Dear Nextstrain Team,

I hope this message finds you well. I am writing to seek clarification regarding the annotation of the M2-2 gene in the RSV-A module on Nextstrain.

I noticed a discrepancy between the M2-2 gene coordinates in Nextstrain and those in the NCBI reference sequence (PP109421.1):

  • Nextstrain annotation: M2-2 = 8193–8465 (+)
  • NCBI (PP109421.1): M2-2 = 8199–8465 (+)

This 6-nucleotide difference at the start of the gene results in a translation discrepancy:

  • Nextstrain translation: TTMPKIMILPDKYPCSINSILITSNYRVTMYNQKNTLYINQNNQNSHIYPPDQPFNEIHWTSQDLIDATQNFLQHLGITDDIYTIYILVS*
  • NCBI translation: MPKIMILPDKYPCSINSILITSNYRVTMYNQKNTLYINQNNQNSHIYPPDQPFNEIHWTSQDLIDATQNFLQHLGITDDIYTIYILVS* (lacking the initial “TT”).

Could you kindly clarify:

  1. What is the basis for the 8193 start position in Nextstrain (e.g., experimental evidence, historical annotation, or alignment-based inference)?
  2. How should this discrepancy be resolved for downstream analyses? Is there a recommended canonical annotation for RSV-A M2-2?

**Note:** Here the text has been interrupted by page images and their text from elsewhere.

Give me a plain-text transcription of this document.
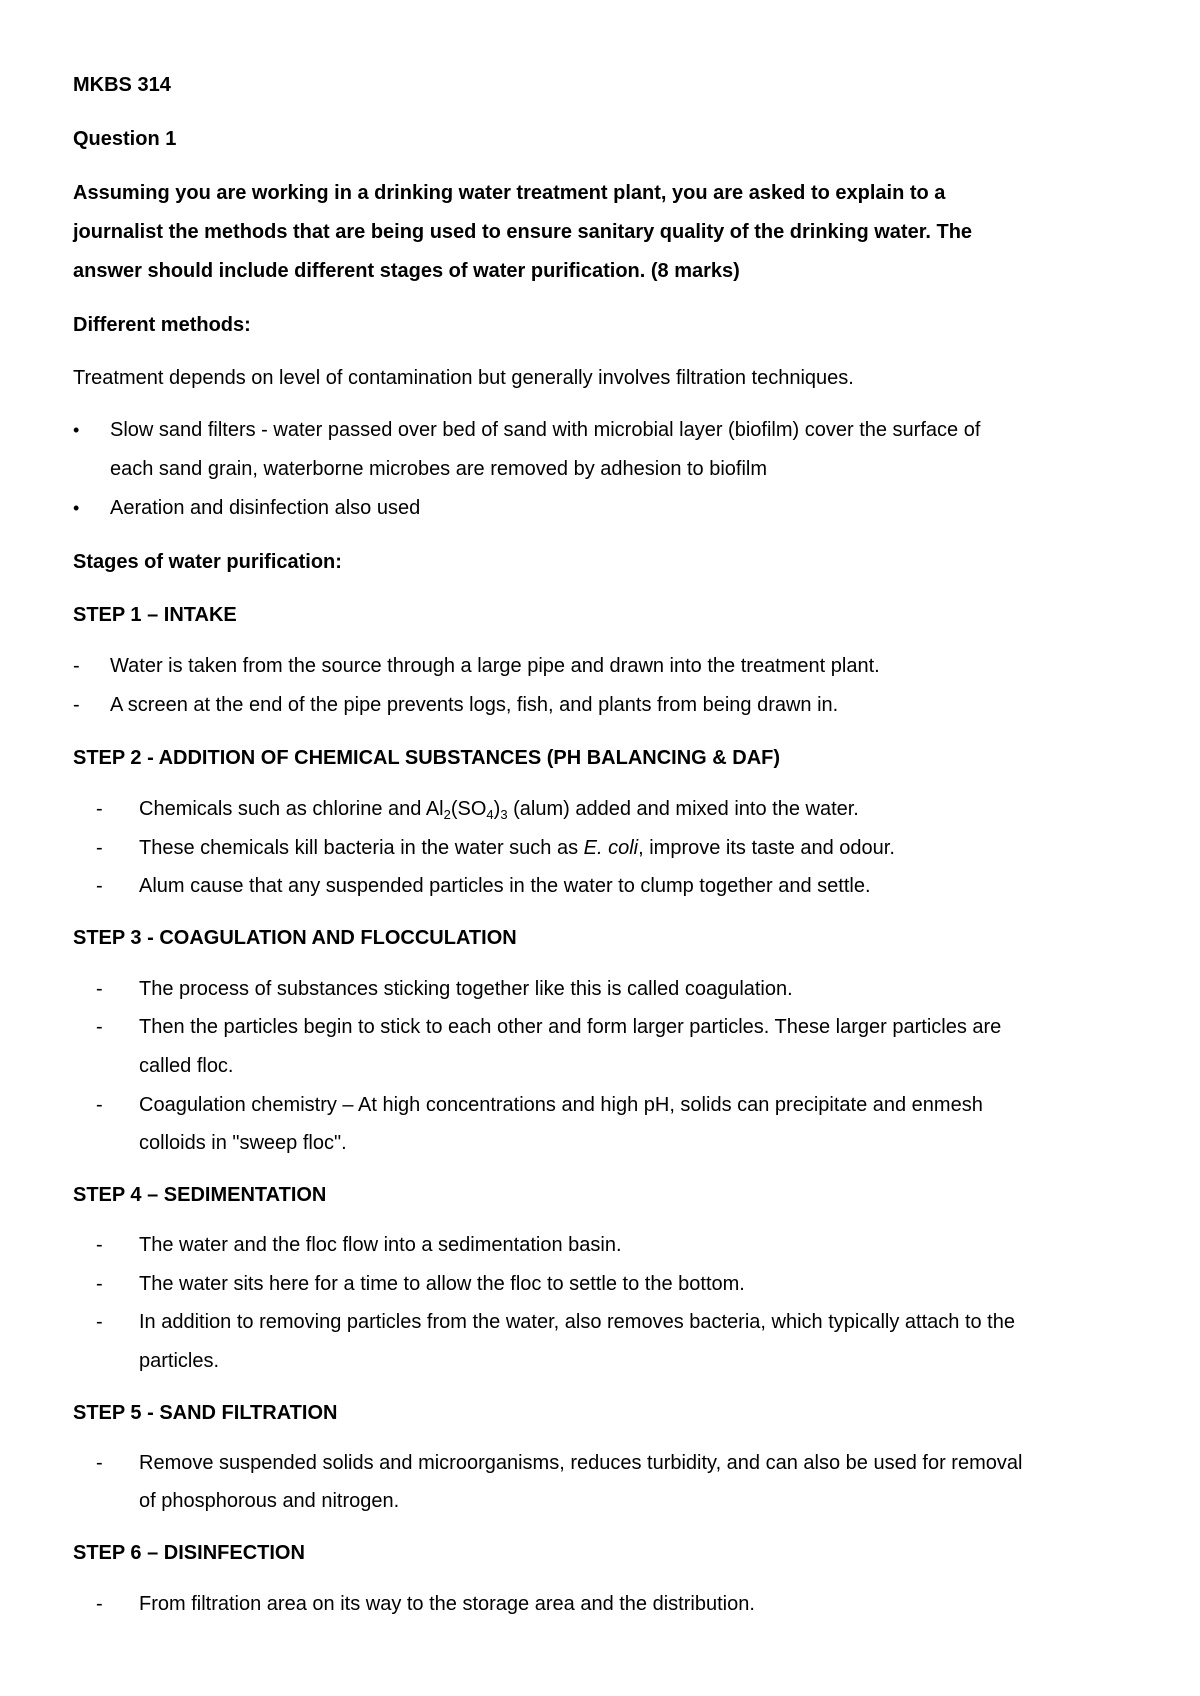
MKBS 314
Question 1
Assuming you are working in a drinking water treatment plant, you are asked to explain to a
journalist the methods that are being used to ensure sanitary quality of the drinking water. The
answer should include different stages of water purification. (8 marks)
Different methods:
Treatment depends on level of contamination but generally involves filtration techniques.
• Slow sand filters - water passed over bed of sand with microbial layer (biofilm) cover the surface of
each sand grain, waterborne microbes are removed by adhesion to biofilm
• Aeration and disinfection also used
Stages of water purification:
STEP 1 – INTAKE
- Water is taken from the source through a large pipe and drawn into the treatment plant.
- A screen at the end of the pipe prevents logs, fish, and plants from being drawn in.
STEP 2 - ADDITION OF CHEMICAL SUBSTANCES (PH BALANCING & DAF)
- Chemicals such as chlorine and $Al_2(SO_4)_3$ (alum) added and mixed into the water.
- These chemicals kill bacteria in the water such as E. coli, improve its taste and odour.
- Alum cause that any suspended particles in the water to clump together and settle.
STEP 3 - COAGULATION AND FLOCCULATION
- The process of substances sticking together like this is called coagulation.
- Then the particles begin to stick to each other and form larger particles. These larger particles are
called floc.
- Coagulation chemistry – At high concentrations and high pH, solids can precipitate and enmesh
colloids in "sweep floc".
STEP 4 – SEDIMENTATION
- The water and the floc flow into a sedimentation basin.
- The water sits here for a time to allow the floc to settle to the bottom.
- In addition to removing particles from the water, also removes bacteria, which typically attach to the
particles.
STEP 5 - SAND FILTRATION
- Remove suspended solids and microorganisms, reduces turbidity, and can also be used for removal
of phosphorous and nitrogen.
STEP 6 – DISINFECTION
- From filtration area on its way to the storage area and the distribution.
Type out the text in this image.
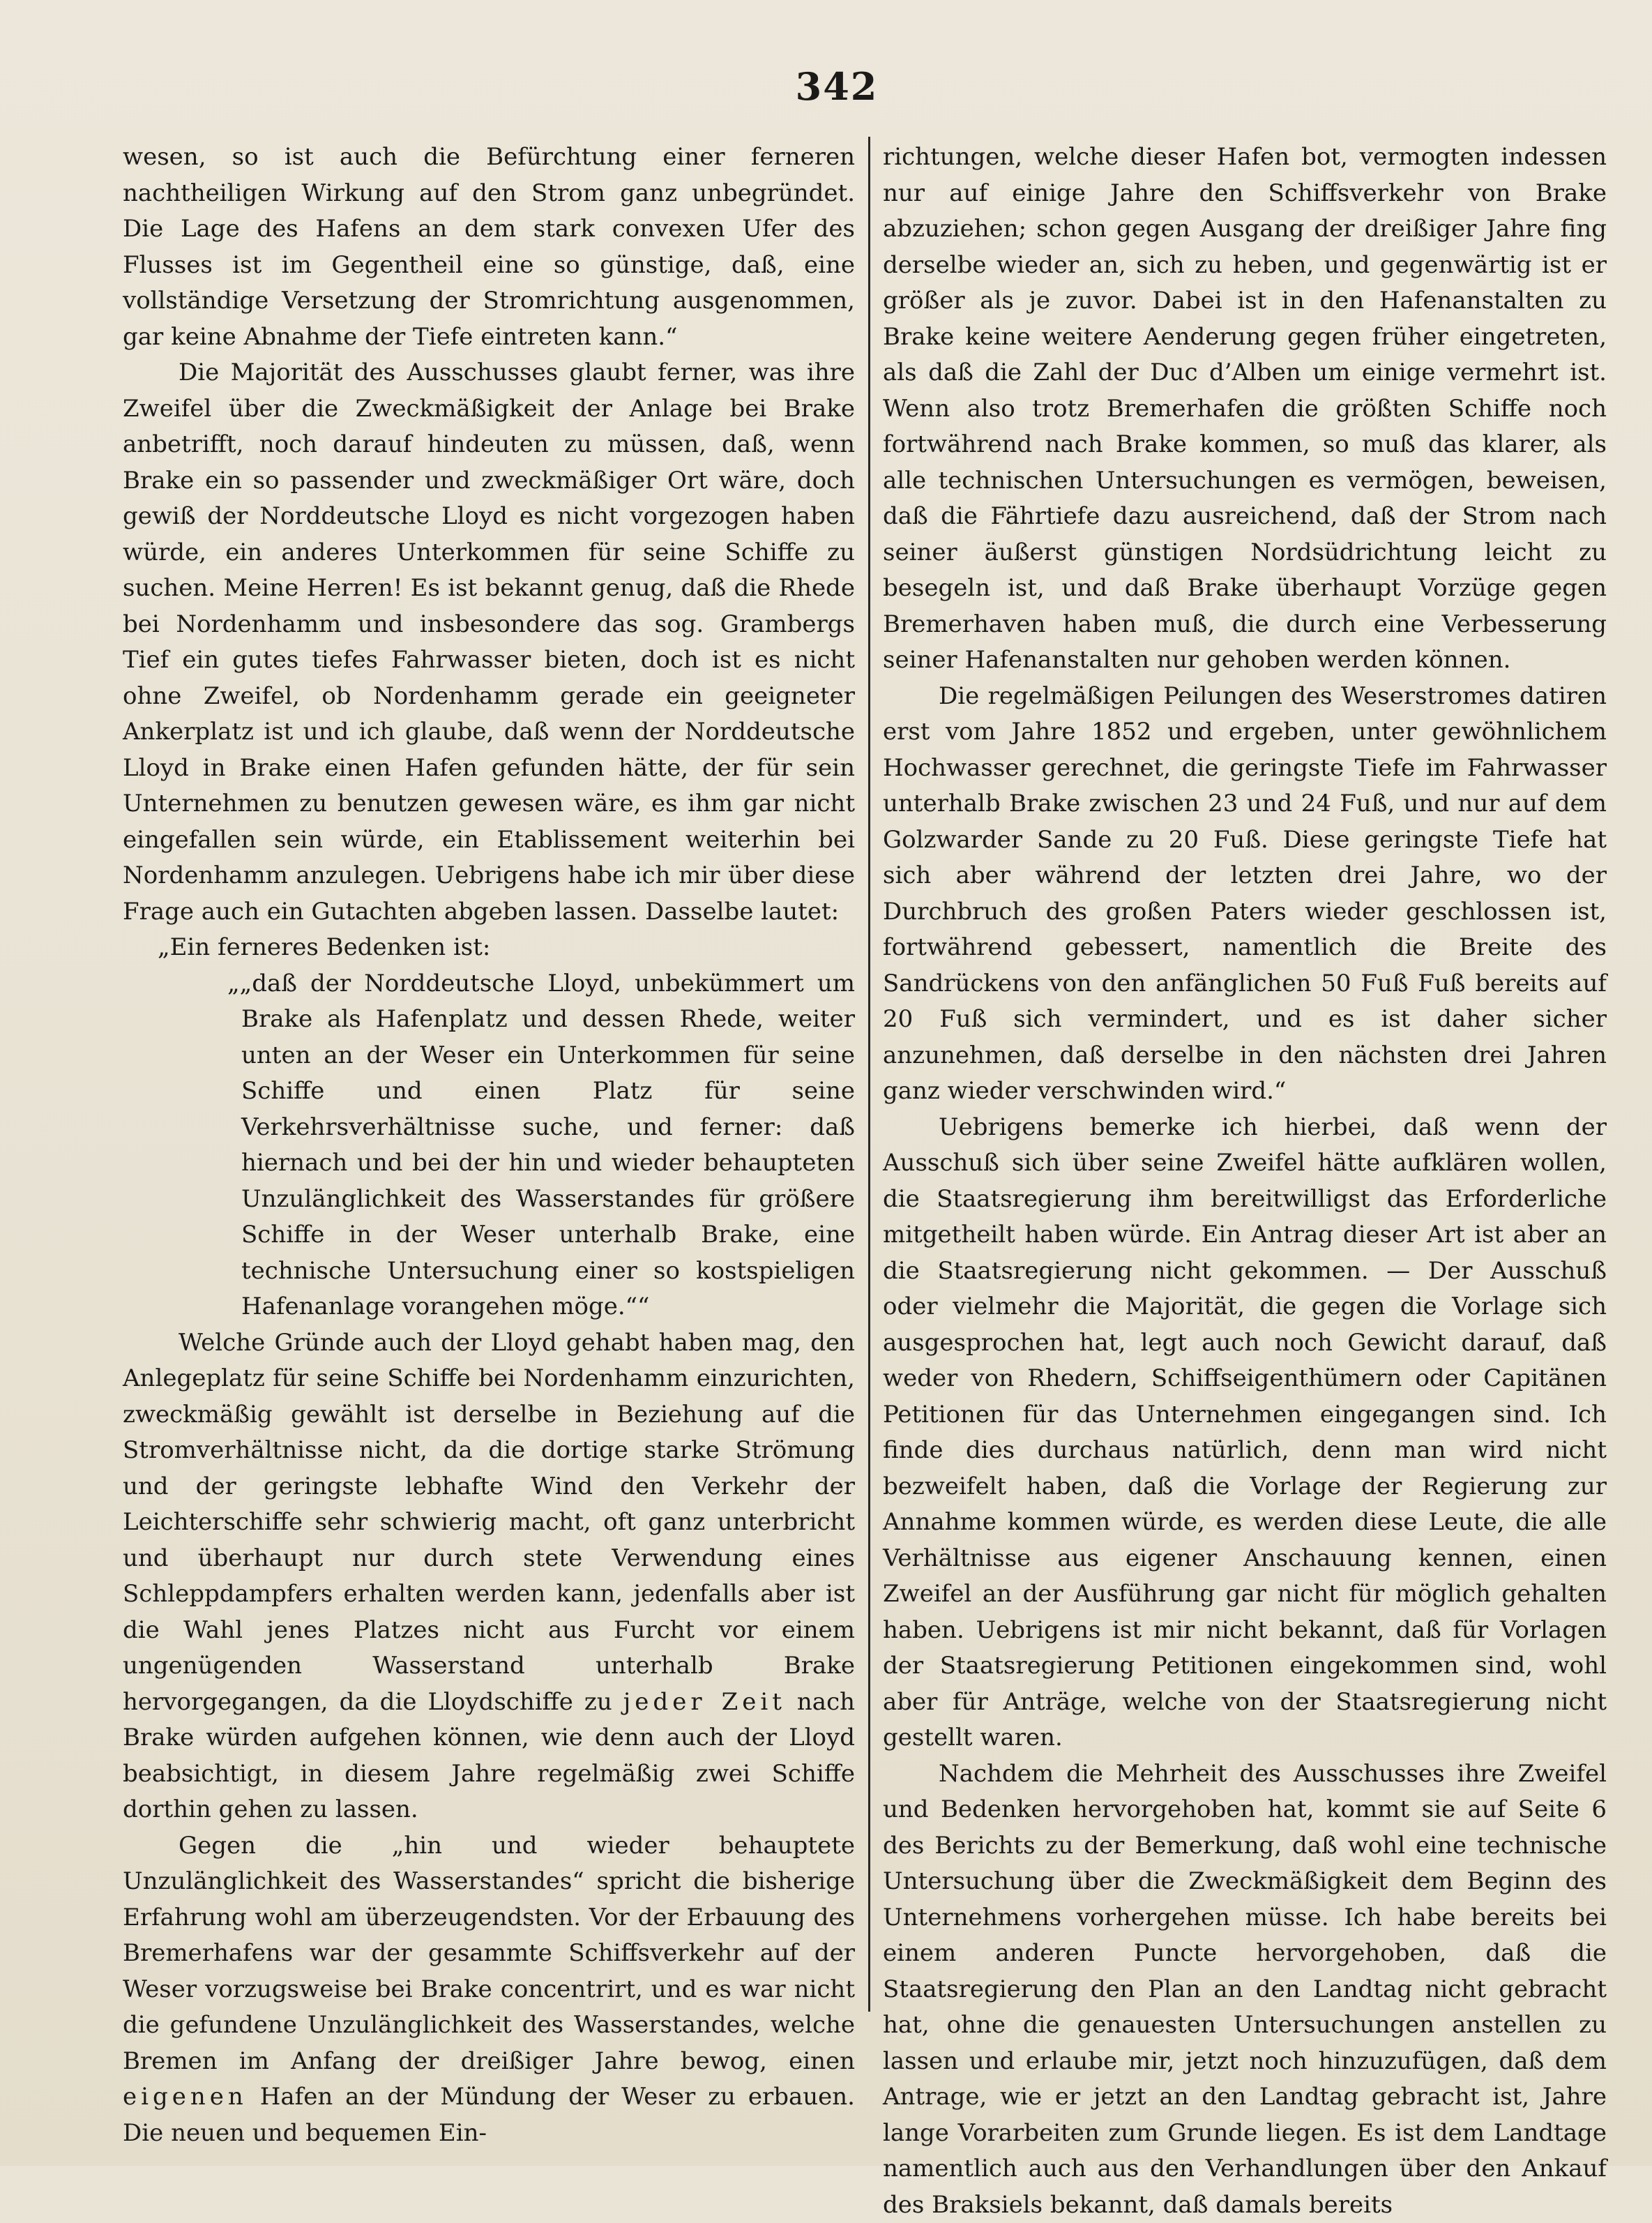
342

wesen, so ist auch die Befürchtung einer ferneren nachtheiligen Wirkung auf den Strom ganz unbegründet. Die Lage des Hafens an dem stark convexen Ufer des Flusses ist im Gegentheil eine so günstige, daß, eine vollständige Versetzung der Stromrichtung ausgenommen, gar keine Abnahme der Tiefe eintreten kann.“

Die Majorität des Ausschusses glaubt ferner, was ihre Zweifel über die Zweckmäßigkeit der Anlage bei Brake anbetrifft, noch darauf hindeuten zu müssen, daß, wenn Brake ein so passender und zweckmäßiger Ort wäre, doch gewiß der Norddeutsche Lloyd es nicht vorgezogen haben würde, ein anderes Unterkommen für seine Schiffe zu suchen. Meine Herren! Es ist bekannt genug, daß die Rhede bei Nordenhamm und insbesondere das sog. Grambergs Tief ein gutes tiefes Fahrwasser bieten, doch ist es nicht ohne Zweifel, ob Nordenhamm gerade ein geeigneter Ankerplatz ist und ich glaube, daß wenn der Norddeutsche Lloyd in Brake einen Hafen gefunden hätte, der für sein Unternehmen zu benutzen gewesen wäre, es ihm gar nicht eingefallen sein würde, ein Etablissement weiterhin bei Nordenhamm anzulegen. Uebrigens habe ich mir über diese Frage auch ein Gutachten abgeben lassen. Dasselbe lautet:

„Ein ferneres Bedenken ist:

„„daß der Norddeutsche Lloyd, unbekümmert um Brake als Hafenplatz und dessen Rhede, weiter unten an der Weser ein Unterkommen für seine Schiffe und einen Platz für seine Verkehrsverhältnisse suche, und ferner: daß hiernach und bei der hin und wieder behaupteten Unzulänglichkeit des Wasserstandes für größere Schiffe in der Weser unterhalb Brake, eine technische Untersuchung einer so kostspieligen Hafenanlage vorangehen möge.““

Welche Gründe auch der Lloyd gehabt haben mag, den Anlegeplatz für seine Schiffe bei Nordenhamm einzurichten, zweckmäßig gewählt ist derselbe in Beziehung auf die Stromverhältnisse nicht, da die dortige starke Strömung und der geringste lebhafte Wind den Verkehr der Leichterschiffe sehr schwierig macht, oft ganz unterbricht und überhaupt nur durch stete Verwendung eines Schleppdampfers erhalten werden kann, jedenfalls aber ist die Wahl jenes Platzes nicht aus Furcht vor einem ungenügenden Wasserstand unterhalb Brake hervorgegangen, da die Lloydschiffe zu jeder Zeit nach Brake würden aufgehen können, wie denn auch der Lloyd beabsichtigt, in diesem Jahre regelmäßig zwei Schiffe dorthin gehen zu lassen.

Gegen die „hin und wieder behauptete Unzulänglichkeit des Wasserstandes“ spricht die bisherige Erfahrung wohl am überzeugendsten. Vor der Erbauung des Bremerhafens war der gesammte Schiffsverkehr auf der Weser vorzugsweise bei Brake concentrirt, und es war nicht die gefundene Unzulänglichkeit des Wasserstandes, welche Bremen im Anfang der dreißiger Jahre bewog, einen eigenen Hafen an der Mündung der Weser zu erbauen. Die neuen und bequemen Ein-

richtungen, welche dieser Hafen bot, vermogten indessen nur auf einige Jahre den Schiffsverkehr von Brake abzuziehen; schon gegen Ausgang der dreißiger Jahre fing derselbe wieder an, sich zu heben, und gegenwärtig ist er größer als je zuvor. Dabei ist in den Hafenanstalten zu Brake keine weitere Aenderung gegen früher eingetreten, als daß die Zahl der Duc d’Alben um einige vermehrt ist. Wenn also trotz Bremerhafen die größten Schiffe noch fortwährend nach Brake kommen, so muß das klarer, als alle technischen Untersuchungen es vermögen, beweisen, daß die Fährtiefe dazu ausreichend, daß der Strom nach seiner äußerst günstigen Nordsüdrichtung leicht zu besegeln ist, und daß Brake überhaupt Vorzüge gegen Bremerhaven haben muß, die durch eine Verbesserung seiner Hafenanstalten nur gehoben werden können.

Die regelmäßigen Peilungen des Weserstromes datiren erst vom Jahre 1852 und ergeben, unter gewöhnlichem Hochwasser gerechnet, die geringste Tiefe im Fahrwasser unterhalb Brake zwischen 23 und 24 Fuß, und nur auf dem Golzwarder Sande zu 20 Fuß. Diese geringste Tiefe hat sich aber während der letzten drei Jahre, wo der Durchbruch des großen Paters wieder geschlossen ist, fortwährend gebessert, namentlich die Breite des Sandrückens von den anfänglichen 50 Fuß Fuß bereits auf 20 Fuß sich vermindert, und es ist daher sicher anzunehmen, daß derselbe in den nächsten drei Jahren ganz wieder verschwinden wird.“

Uebrigens bemerke ich hierbei, daß wenn der Ausschuß sich über seine Zweifel hätte aufklären wollen, die Staatsregierung ihm bereitwilligst das Erforderliche mitgetheilt haben würde. Ein Antrag dieser Art ist aber an die Staatsregierung nicht gekommen. — Der Ausschuß oder vielmehr die Majorität, die gegen die Vorlage sich ausgesprochen hat, legt auch noch Gewicht darauf, daß weder von Rhedern, Schiffseigenthümern oder Capitänen Petitionen für das Unternehmen eingegangen sind. Ich finde dies durchaus natürlich, denn man wird nicht bezweifelt haben, daß die Vorlage der Regierung zur Annahme kommen würde, es werden diese Leute, die alle Verhältnisse aus eigener Anschauung kennen, einen Zweifel an der Ausführung gar nicht für möglich gehalten haben. Uebrigens ist mir nicht bekannt, daß für Vorlagen der Staatsregierung Petitionen eingekommen sind, wohl aber für Anträge, welche von der Staatsregierung nicht gestellt waren.

Nachdem die Mehrheit des Ausschusses ihre Zweifel und Bedenken hervorgehoben hat, kommt sie auf Seite 6 des Berichts zu der Bemerkung, daß wohl eine technische Untersuchung über die Zweckmäßigkeit dem Beginn des Unternehmens vorhergehen müsse. Ich habe bereits bei einem anderen Puncte hervorgehoben, daß die Staatsregierung den Plan an den Landtag nicht gebracht hat, ohne die genauesten Untersuchungen anstellen zu lassen und erlaube mir, jetzt noch hinzuzufügen, daß dem Antrage, wie er jetzt an den Landtag gebracht ist, Jahre lange Vorarbeiten zum Grunde liegen. Es ist dem Landtage namentlich auch aus den Verhandlungen über den Ankauf des Braksiels bekannt, daß damals bereits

Thank you for your time and expertise. I greatly appreciate your work in maintaining this invaluable resource.

Best regards,
Jingqi Yang

Dear Jingqi Yang,

thank you for bringing this to our attention. The underlying reason is that we used to use to annotation of a related strain LR699737 which (for reasons unclear to me) has added the six nucleotides coding for TT to the M2-2 protein. I will review this and correct as necessary.

thanks again,
richard

thanks again. I have fixed the annotations. The changes should be live soon.

Thank you very much for fixing the annotations - I really appreciate your corrections and the work you put into making those updates.